10 comments on “Hounds, the common denominator

  1. Mary says:

    Hope you had a good Christmas. Growing up in UK with British family members always meant Boxing Day was spent with friends and relatives in London. Yesterday, we had the traditional English roast (beast) beef, roasted potatoes, roasted winter veggies and Yorkshire Pudding (though the pud was a fail—some family were late arriving). C*dbury Fl*kes were given out. So, yes, a lot of food associations. And in the tradition of British Christmases—Christmas Crackers were snapped and we wore our paper hats. And yes, Christmas through Epiphany.

  2. Nichole says:

    What a FUN floral arrangement – LOVE it! 🙂 I too associate food with holidays and certain people/places/good times…. and now you’ve made me very, very hungry! 🙂

  3. Katherine says:

    My mom and dad (both from Virginia Beach) would celebrate through what they called “God with us” and the decorations never came down until a week after New Years day. We ate a LOT of Smithfield ham and spoonbread, and it was dirty work but someone had to finish off those fruitcakes!! LOL

  4. Kathy says:

    What a great bouquet!

    Our Christmas food is prime rib (so good!) and birthday cake since it’s also my brother’s birthday.

  5. Nancy says:

    Couldn’t help but smile at the floral arrangement – I know your friend loved it!

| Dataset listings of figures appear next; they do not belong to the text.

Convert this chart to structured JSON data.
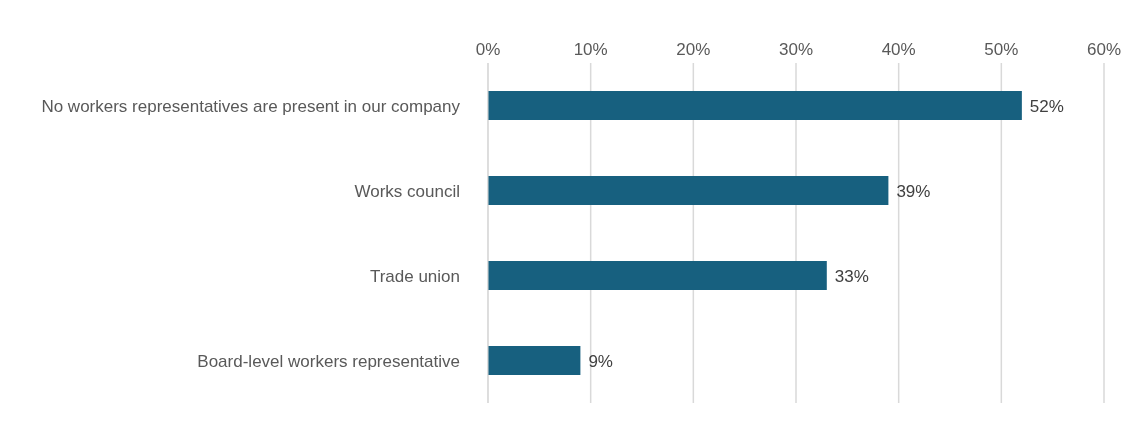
{
  "chart_data": {
    "type": "bar",
    "orientation": "horizontal",
    "categories": [
      "No workers representatives are present in our company",
      "Works council",
      "Trade union",
      "Board-level workers representative"
    ],
    "values": [
      52,
      39,
      33,
      9
    ],
    "value_labels": [
      "52%",
      "39%",
      "33%",
      "9%"
    ],
    "color": "#17607f",
    "xlim": [
      0,
      60
    ],
    "xticks": [
      {
        "value": 0,
        "label": "0%"
      },
      {
        "value": 10,
        "label": "10%"
      },
      {
        "value": 20,
        "label": "20%"
      },
      {
        "value": 30,
        "label": "30%"
      },
      {
        "value": 40,
        "label": "40%"
      },
      {
        "value": 50,
        "label": "50%"
      },
      {
        "value": 60,
        "label": "60%"
      }
    ],
    "grid": "x"
  }
}
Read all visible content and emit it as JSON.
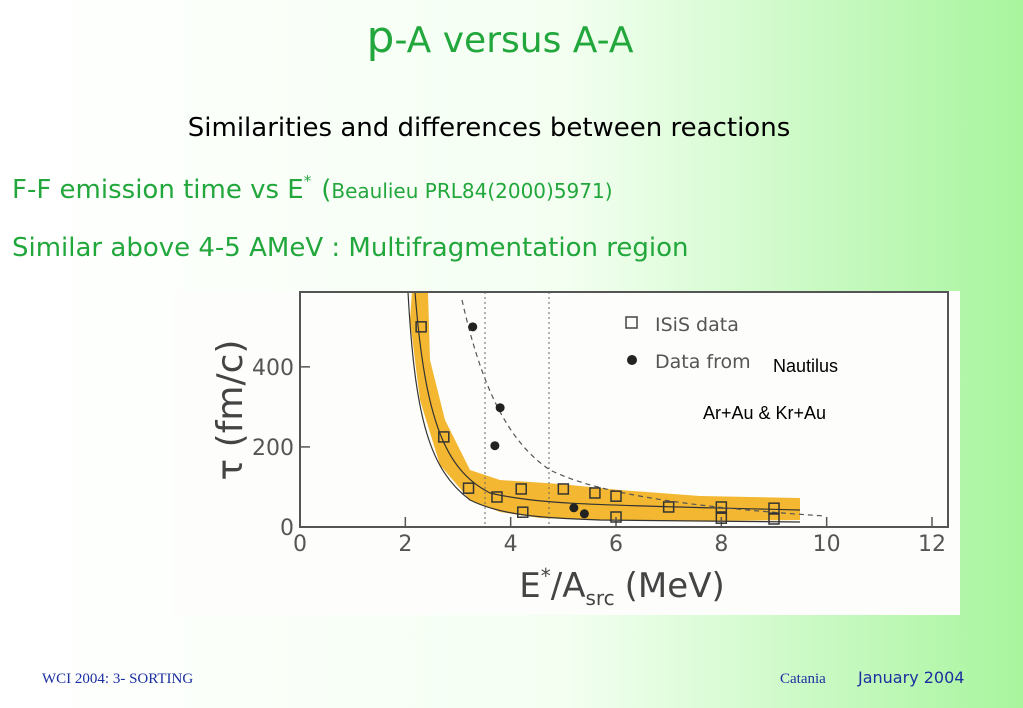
{
  "header": {
    "title_first": "p",
    "title_rest": "-A versus A-A",
    "subtitle": "Similarities and differences between reactions"
  },
  "lines": [
    {
      "text": "F-F emission time vs E",
      "sup": "*",
      "ref_open": "(",
      "ref": "Beaulieu PRL84(2000)5971)"
    },
    {
      "text": "Similar above 4-5 AMeV : Multifragmentation region"
    }
  ],
  "chart_data": {
    "type": "scatter",
    "y_label": "τ (fm/c)",
    "x_label": {
      "base": "E",
      "sup": "*",
      "mid": "/A",
      "sub": "src",
      "unit": "(MeV)"
    },
    "xlim": [
      0,
      12
    ],
    "xticks": [
      0,
      2,
      4,
      6,
      8,
      10,
      12
    ],
    "ylim": [
      0,
      587
    ],
    "yticks": [
      0,
      200,
      400
    ],
    "series": [
      {
        "name": "ISiS data",
        "marker": "open-square",
        "color": "#333333",
        "x": [
          2.3,
          2.73,
          3.2,
          3.74,
          4.2,
          4.23,
          5.0,
          5.6,
          6.0,
          6.0,
          7.0,
          8.0,
          8.0,
          9.0,
          9.0
        ],
        "values": [
          500,
          225,
          97,
          75,
          95,
          37,
          95,
          85,
          77,
          25,
          50,
          50,
          22,
          47,
          20
        ]
      },
      {
        "name": "Data from",
        "marker": "filled-circle",
        "color": "#222222",
        "x": [
          3.28,
          3.8,
          3.7,
          5.2,
          5.4
        ],
        "values": [
          500,
          298,
          203,
          48,
          33
        ]
      }
    ],
    "legend_extra": [
      "Nautilus",
      "Ar+Au & Kr+Au"
    ]
  },
  "footer": {
    "left": "WCI 2004: 3- SORTING",
    "place": "Catania",
    "date": "January 2004"
  }
}
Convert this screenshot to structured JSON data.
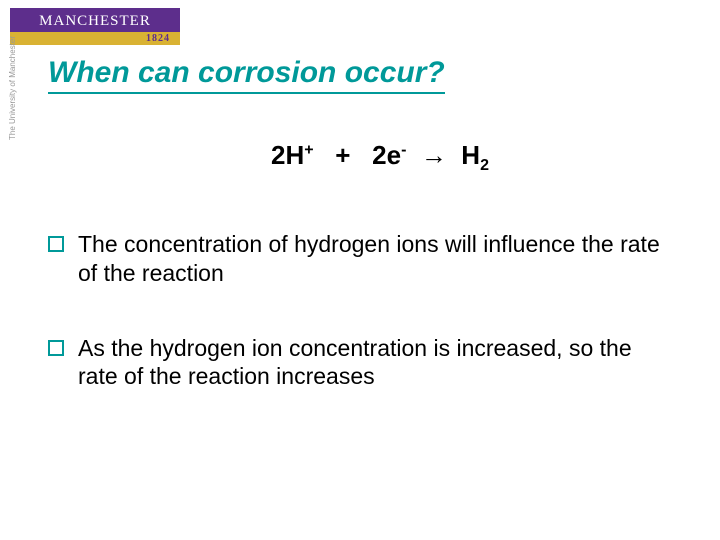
{
  "logo": {
    "name": "MANCHESTER",
    "year": "1824",
    "subtext": "The University of Manchester"
  },
  "title": "When can corrosion occur?",
  "equation": {
    "lhs_coeff1": "2",
    "species1": "H",
    "sup1": "+",
    "plus": "+",
    "lhs_coeff2": "2",
    "species2": "e",
    "sup2": "-",
    "arrow": "→",
    "rhs_species": "H",
    "rhs_sub": "2"
  },
  "bullets": [
    {
      "text": "The concentration of hydrogen ions will influence the rate of the reaction"
    },
    {
      "text": "As the hydrogen ion concentration is increased, so the rate of the reaction increases"
    }
  ],
  "colors": {
    "accent": "#009999",
    "logo_bg": "#5d2e8c",
    "logo_year_bg": "#d9b233",
    "text": "#000000",
    "background": "#ffffff"
  }
}
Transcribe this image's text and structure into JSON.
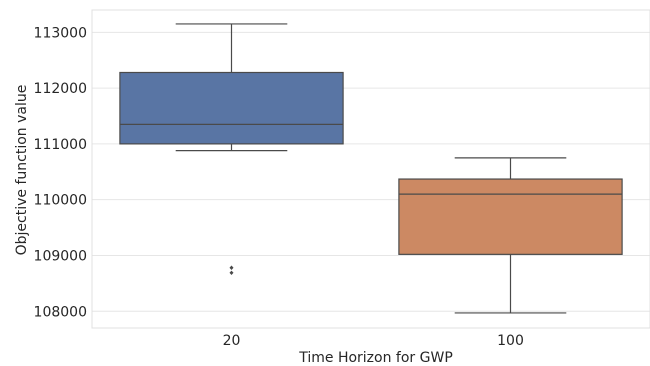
{
  "chart_data": {
    "type": "box",
    "title": "",
    "xlabel": "Time Horizon for GWP",
    "ylabel": "Objective function value",
    "ylim": [
      107700,
      113400
    ],
    "yticks": [
      108000,
      109000,
      110000,
      111000,
      112000,
      113000
    ],
    "yticklabels": [
      "108000",
      "109000",
      "110000",
      "111000",
      "112000",
      "113000"
    ],
    "grid": true,
    "categories": [
      "20",
      "100"
    ],
    "boxes": [
      {
        "category": "20",
        "whisker_low": 110880,
        "q1": 111000,
        "median": 111350,
        "q3": 112280,
        "whisker_high": 113150,
        "outliers": [
          108780,
          108690
        ],
        "color": "#5975a4"
      },
      {
        "category": "100",
        "whisker_low": 107970,
        "q1": 109020,
        "median": 110100,
        "q3": 110370,
        "whisker_high": 110750,
        "outliers": [],
        "color": "#cc8963"
      }
    ]
  }
}
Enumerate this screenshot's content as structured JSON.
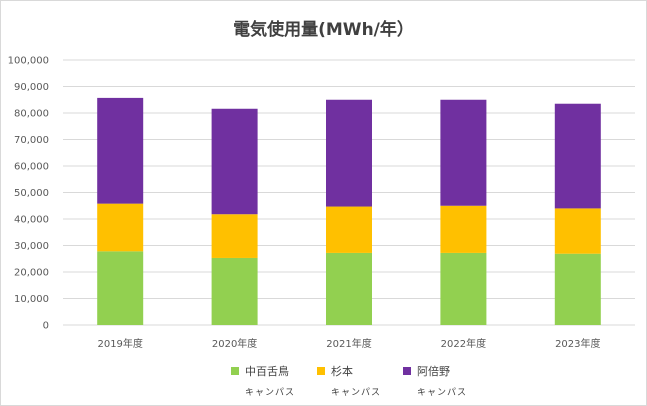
{
  "chart_data": {
    "type": "bar",
    "stacked": true,
    "title": "電気使用量(MWh/年）",
    "categories": [
      "2019年度",
      "2020年度",
      "2021年度",
      "2022年度",
      "2023年度"
    ],
    "y_ticks": [
      "0",
      "10,000",
      "20,000",
      "30,000",
      "40,000",
      "50,000",
      "60,000",
      "70,000",
      "80,000",
      "90,000",
      "100,000"
    ],
    "ylim": [
      0,
      100000
    ],
    "grid": true,
    "legend_position": "bottom",
    "series": [
      {
        "name": "中百舌鳥",
        "sub": "キャンパス",
        "color": "#92d050",
        "values": [
          27800,
          25300,
          27200,
          27200,
          26900
        ]
      },
      {
        "name": "杉本",
        "sub": "キャンパス",
        "color": "#ffc000",
        "values": [
          18000,
          16500,
          17500,
          17800,
          17100
        ]
      },
      {
        "name": "阿倍野",
        "sub": "キャンパス",
        "color": "#7030a0",
        "values": [
          39900,
          39800,
          40300,
          40000,
          39500
        ]
      }
    ]
  }
}
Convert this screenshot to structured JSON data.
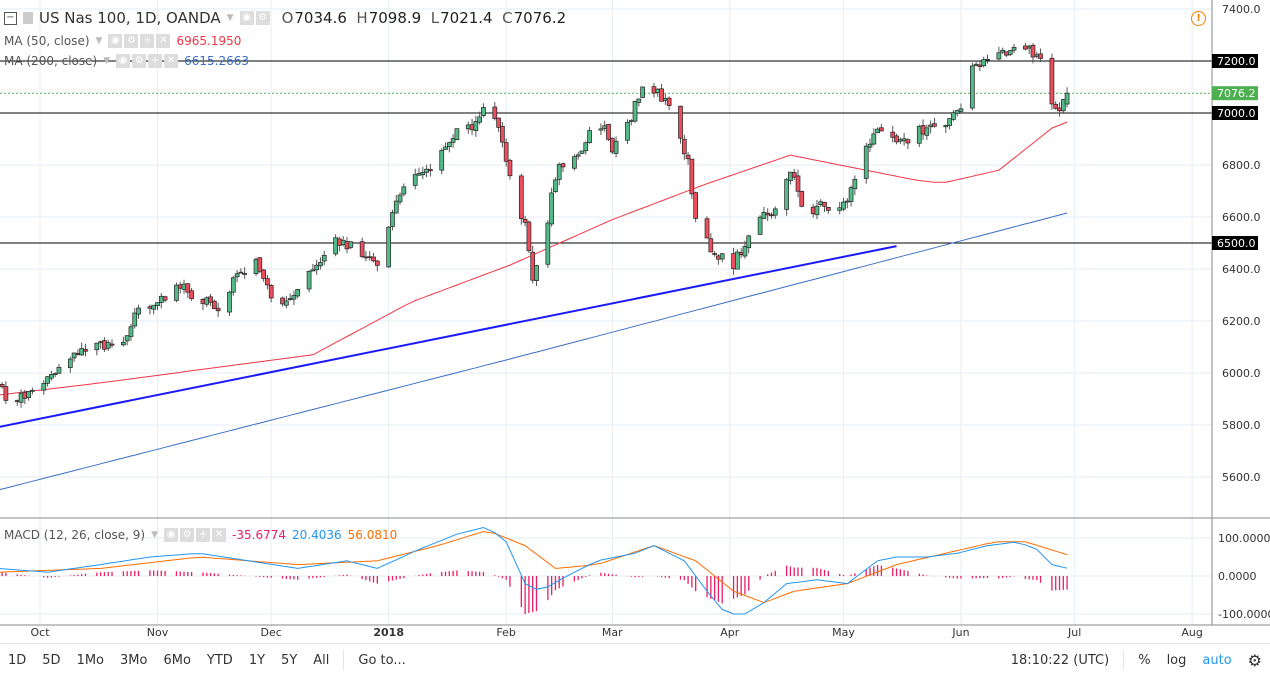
{
  "header": {
    "symbol_title": "US Nas 100, 1D, OANDA",
    "ohlc": {
      "o_label": "O",
      "o": "7034.6",
      "h_label": "H",
      "h": "7098.9",
      "l_label": "L",
      "l": "7021.4",
      "c_label": "C",
      "c": "7076.2"
    }
  },
  "indicators": {
    "ma50": {
      "label": "MA (50, close)",
      "value": "6965.1950",
      "color": "#f23645"
    },
    "ma200": {
      "label": "MA (200, close)",
      "value": "6615.2663",
      "color": "#3a6fc4"
    },
    "macd": {
      "label": "MACD (12, 26, close, 9)",
      "histogram": "-35.6774",
      "macd": "20.4036",
      "signal": "56.0810",
      "hist_color": "#e91e63",
      "macd_color": "#2196f3",
      "signal_color": "#ff6d00"
    }
  },
  "price_axis": {
    "ticks": [
      "7400.0",
      "7200.0",
      "7000.0",
      "6800.0",
      "6600.0",
      "6400.0",
      "6200.0",
      "6000.0",
      "5800.0",
      "5600.0"
    ],
    "levels": [
      {
        "value": 7200,
        "label": "7200.0"
      },
      {
        "value": 7000,
        "label": "7000.0"
      },
      {
        "value": 6500,
        "label": "6500.0"
      }
    ],
    "last_price": {
      "value": 7076.2,
      "label": "7076.2",
      "color": "#4caf50"
    }
  },
  "macd_axis": {
    "ticks": [
      "100.0000",
      "0.0000",
      "-100.0000"
    ]
  },
  "time_axis": {
    "labels": [
      {
        "date": "2017-10-01",
        "label": "Oct"
      },
      {
        "date": "2017-11-01",
        "label": "Nov"
      },
      {
        "date": "2017-12-01",
        "label": "Dec"
      },
      {
        "date": "2018-01-01",
        "label": "2018"
      },
      {
        "date": "2018-02-01",
        "label": "Feb"
      },
      {
        "date": "2018-03-01",
        "label": "Mar"
      },
      {
        "date": "2018-04-01",
        "label": "Apr"
      },
      {
        "date": "2018-05-01",
        "label": "May"
      },
      {
        "date": "2018-06-01",
        "label": "Jun"
      },
      {
        "date": "2018-07-01",
        "label": "Jul"
      },
      {
        "date": "2018-08-01",
        "label": "Aug"
      }
    ]
  },
  "toolbar": {
    "ranges": [
      "1D",
      "5D",
      "1Mo",
      "3Mo",
      "6Mo",
      "YTD",
      "1Y",
      "5Y",
      "All"
    ],
    "goto": "Go to...",
    "clock": "18:10:22 (UTC)",
    "percent": "%",
    "log": "log",
    "auto": "auto"
  },
  "colors": {
    "up": "#53b987",
    "down": "#eb4d5c",
    "trendline": "#1a1aff",
    "grid": "#e6eef7"
  },
  "chart_data": {
    "type": "candlestick",
    "symbol": "US Nas 100",
    "interval": "1D",
    "ylim": [
      5500,
      7420
    ],
    "last_bar": {
      "date": "2018-06-29",
      "open": 7034.6,
      "high": 7098.9,
      "low": 7021.4,
      "close": 7076.2
    },
    "close_path": [
      [
        "2017-09-20",
        5960
      ],
      [
        "2017-09-23",
        5880
      ],
      [
        "2017-09-29",
        5930
      ],
      [
        "2017-10-04",
        5980
      ],
      [
        "2017-10-09",
        6060
      ],
      [
        "2017-10-17",
        6110
      ],
      [
        "2017-10-22",
        6080
      ],
      [
        "2017-10-27",
        6250
      ],
      [
        "2017-11-01",
        6280
      ],
      [
        "2017-11-07",
        6330
      ],
      [
        "2017-11-12",
        6290
      ],
      [
        "2017-11-17",
        6250
      ],
      [
        "2017-11-22",
        6380
      ],
      [
        "2017-11-27",
        6420
      ],
      [
        "2017-12-01",
        6300
      ],
      [
        "2017-12-05",
        6270
      ],
      [
        "2017-12-08",
        6330
      ],
      [
        "2017-12-13",
        6400
      ],
      [
        "2017-12-18",
        6510
      ],
      [
        "2017-12-26",
        6460
      ],
      [
        "2017-12-29",
        6400
      ],
      [
        "2018-01-01",
        6560
      ],
      [
        "2018-01-04",
        6700
      ],
      [
        "2018-01-09",
        6760
      ],
      [
        "2018-01-14",
        6820
      ],
      [
        "2018-01-19",
        6920
      ],
      [
        "2018-01-23",
        6950
      ],
      [
        "2018-01-26",
        7020
      ],
      [
        "2018-01-29",
        6980
      ],
      [
        "2018-01-31",
        6900
      ],
      [
        "2018-02-03",
        6700
      ],
      [
        "2018-02-06",
        6560
      ],
      [
        "2018-02-08",
        6350
      ],
      [
        "2018-02-11",
        6500
      ],
      [
        "2018-02-14",
        6760
      ],
      [
        "2018-02-18",
        6860
      ],
      [
        "2018-02-20",
        6830
      ],
      [
        "2018-02-24",
        6950
      ],
      [
        "2018-02-27",
        6950
      ],
      [
        "2018-03-01",
        6870
      ],
      [
        "2018-03-05",
        6950
      ],
      [
        "2018-03-09",
        7100
      ],
      [
        "2018-03-12",
        7090
      ],
      [
        "2018-03-15",
        7050
      ],
      [
        "2018-03-18",
        6950
      ],
      [
        "2018-03-21",
        6810
      ],
      [
        "2018-03-23",
        6600
      ],
      [
        "2018-03-26",
        6500
      ],
      [
        "2018-03-29",
        6450
      ],
      [
        "2018-04-02",
        6420
      ],
      [
        "2018-04-05",
        6500
      ],
      [
        "2018-04-09",
        6600
      ],
      [
        "2018-04-13",
        6620
      ],
      [
        "2018-04-17",
        6780
      ],
      [
        "2018-04-19",
        6700
      ],
      [
        "2018-04-22",
        6580
      ],
      [
        "2018-04-25",
        6650
      ],
      [
        "2018-04-29",
        6600
      ],
      [
        "2018-05-03",
        6700
      ],
      [
        "2018-05-07",
        6880
      ],
      [
        "2018-05-11",
        6940
      ],
      [
        "2018-05-16",
        6880
      ],
      [
        "2018-05-21",
        6930
      ],
      [
        "2018-05-28",
        6960
      ],
      [
        "2018-06-01",
        7010
      ],
      [
        "2018-06-04",
        7200
      ],
      [
        "2018-06-08",
        7190
      ],
      [
        "2018-06-11",
        7220
      ],
      [
        "2018-06-15",
        7260
      ],
      [
        "2018-06-19",
        7240
      ],
      [
        "2018-06-22",
        7200
      ],
      [
        "2018-06-25",
        7020
      ],
      [
        "2018-06-27",
        6990
      ],
      [
        "2018-06-29",
        7076.2
      ]
    ],
    "ma50": [
      [
        "2017-09-20",
        5915
      ],
      [
        "2017-10-17",
        5962
      ],
      [
        "2017-12-12",
        6070
      ],
      [
        "2018-01-07",
        6273
      ],
      [
        "2018-02-02",
        6415
      ],
      [
        "2018-03-01",
        6590
      ],
      [
        "2018-03-25",
        6723
      ],
      [
        "2018-04-17",
        6838
      ],
      [
        "2018-05-20",
        6742
      ],
      [
        "2018-05-27",
        6730
      ],
      [
        "2018-06-11",
        6780
      ],
      [
        "2018-06-25",
        6942
      ],
      [
        "2018-06-29",
        6965.2
      ]
    ],
    "ma200": [
      [
        "2017-09-20",
        5550
      ],
      [
        "2018-02-01",
        6050
      ],
      [
        "2018-06-29",
        6615.3
      ]
    ],
    "trendline": [
      [
        "2017-09-20",
        5792
      ],
      [
        "2018-05-15",
        6488
      ]
    ],
    "macd": [
      [
        "2017-09-20",
        20
      ],
      [
        "2017-10-03",
        10
      ],
      [
        "2017-10-17",
        30
      ],
      [
        "2017-10-30",
        50
      ],
      [
        "2017-11-12",
        60
      ],
      [
        "2017-11-25",
        40
      ],
      [
        "2017-12-08",
        20
      ],
      [
        "2017-12-21",
        40
      ],
      [
        "2017-12-29",
        20
      ],
      [
        "2018-01-09",
        70
      ],
      [
        "2018-01-19",
        110
      ],
      [
        "2018-01-27",
        130
      ],
      [
        "2018-02-01",
        90
      ],
      [
        "2018-02-06",
        -20
      ],
      [
        "2018-02-10",
        -40
      ],
      [
        "2018-02-17",
        0
      ],
      [
        "2018-02-25",
        40
      ],
      [
        "2018-03-07",
        60
      ],
      [
        "2018-03-12",
        80
      ],
      [
        "2018-03-20",
        40
      ],
      [
        "2018-03-26",
        -40
      ],
      [
        "2018-03-31",
        -100
      ],
      [
        "2018-04-05",
        -100
      ],
      [
        "2018-04-10",
        -70
      ],
      [
        "2018-04-16",
        -20
      ],
      [
        "2018-04-24",
        -10
      ],
      [
        "2018-05-02",
        -20
      ],
      [
        "2018-05-10",
        40
      ],
      [
        "2018-05-15",
        50
      ],
      [
        "2018-05-23",
        50
      ],
      [
        "2018-05-31",
        60
      ],
      [
        "2018-06-08",
        80
      ],
      [
        "2018-06-16",
        90
      ],
      [
        "2018-06-21",
        70
      ],
      [
        "2018-06-25",
        30
      ],
      [
        "2018-06-29",
        20.4
      ]
    ],
    "signal": [
      [
        "2017-09-20",
        10
      ],
      [
        "2017-10-17",
        20
      ],
      [
        "2017-11-12",
        50
      ],
      [
        "2017-12-08",
        30
      ],
      [
        "2017-12-29",
        40
      ],
      [
        "2018-01-14",
        80
      ],
      [
        "2018-01-27",
        120
      ],
      [
        "2018-02-06",
        80
      ],
      [
        "2018-02-14",
        20
      ],
      [
        "2018-02-25",
        30
      ],
      [
        "2018-03-12",
        80
      ],
      [
        "2018-03-23",
        40
      ],
      [
        "2018-04-02",
        -40
      ],
      [
        "2018-04-10",
        -70
      ],
      [
        "2018-04-18",
        -40
      ],
      [
        "2018-05-02",
        -20
      ],
      [
        "2018-05-15",
        30
      ],
      [
        "2018-05-28",
        60
      ],
      [
        "2018-06-10",
        90
      ],
      [
        "2018-06-18",
        90
      ],
      [
        "2018-06-29",
        56.1
      ]
    ]
  }
}
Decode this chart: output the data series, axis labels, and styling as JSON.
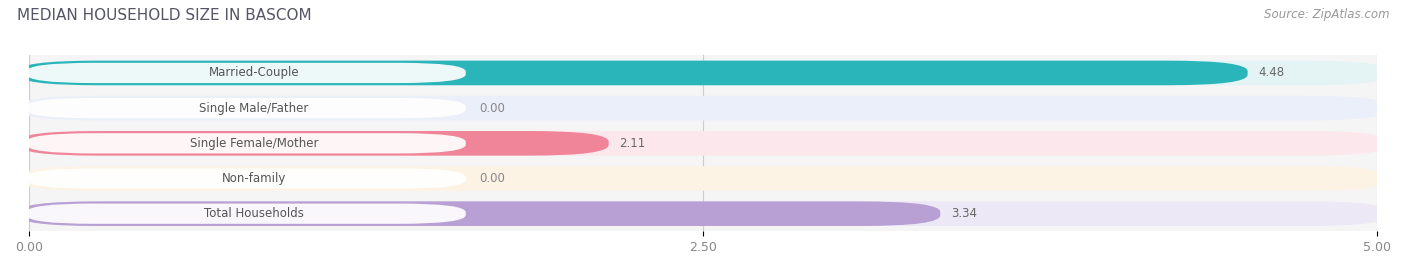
{
  "title": "MEDIAN HOUSEHOLD SIZE IN BASCOM",
  "source": "Source: ZipAtlas.com",
  "categories": [
    "Married-Couple",
    "Single Male/Father",
    "Single Female/Mother",
    "Non-family",
    "Total Households"
  ],
  "values": [
    4.48,
    0.0,
    2.11,
    0.0,
    3.34
  ],
  "bar_colors": [
    "#29b5ba",
    "#9ab4e8",
    "#f0859a",
    "#f5c98a",
    "#b89fd4"
  ],
  "bar_bg_colors": [
    "#e4f4f5",
    "#eaeffa",
    "#fce8ec",
    "#fdf3e4",
    "#ece8f5"
  ],
  "value_text_colors": [
    "#ffffff",
    "#777777",
    "#777777",
    "#777777",
    "#777777"
  ],
  "xlim": [
    0,
    5.0
  ],
  "xticks": [
    0.0,
    2.5,
    5.0
  ],
  "xticklabels": [
    "0.00",
    "2.50",
    "5.00"
  ],
  "background_color": "#ffffff",
  "plot_bg_color": "#f5f5f5",
  "title_fontsize": 11,
  "source_fontsize": 8.5,
  "label_fontsize": 8.5,
  "value_fontsize": 8.5,
  "bar_height": 0.62
}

    Oh yes, holidays and food are definitely twined together in life. New Year’s and Easter was always ham, Christmas and Thanksgiving turkey and sometimes goose (which I detest). Of course, my mother had a special fruitcake that was divine. It takes forever to make but is mighty tasty. Birthday cakes were always angel food. Oh my, I could go on and on about food and memories.

  6. gmariesews says:

    Yes, food and holidays are very twined together. We had a nice (mostly) quiet day. Love, love the hound stamp, don’t know where you would find a GG stamp – maybe a custom order? You would get TONS of use from them. So glad you holiday was lovely. g

  7. Natalie says:

    My family always leave their tree up through Epiphany..or three kinds day as that is what my mother did. 🙂 Food has big memories for me. Love food associations as it bring in a lot of the senses.

  8. kathy b says:

    you HAVE to get that Basset stamp. It is meant for you!~
    I love the floral basset as well.

    Food…oh boy. YEs food associations. Tonight we’ll have our Christmas ham. AL and Nate arrived from VIrginia at 0700 this morning. Nathan is a dear and I hope he’s our new tradition for good….

  9. Sue says:

    Love that bouquet!!! Yes we celebrate Christmas for practically a month. When we have a tree, we keep it up most of January and we still give and receive gifts. Why limit all the fun to just one day? Boxing day used to be the day we got together with neighbors, but with work schedules what they are now, we generally do that before Christmas.

    We usually do turkey and we have one defrosting that we’ll cook for New Years, but this year because we both have colds, we had steak for Christmas dinner. It was quick and easy and my furry friends loved the leftovers.

  10. Mom says:

    While in FL Boxing Day took on a different meaning with all the Canadians in the neighborhood – a lot of fun competation! Nearby was a Greek Orthodox community where Epiphany has a religilous focus. The celebration included throwing their main crucifix (?sp) of a cliff into the Gulf. Young men of a certain age dived into the Bay to retrive it. The one to surface with it received special recognition and blessings. The Greek community grew due to divers collecting sponges. I love the various customs of different cultures.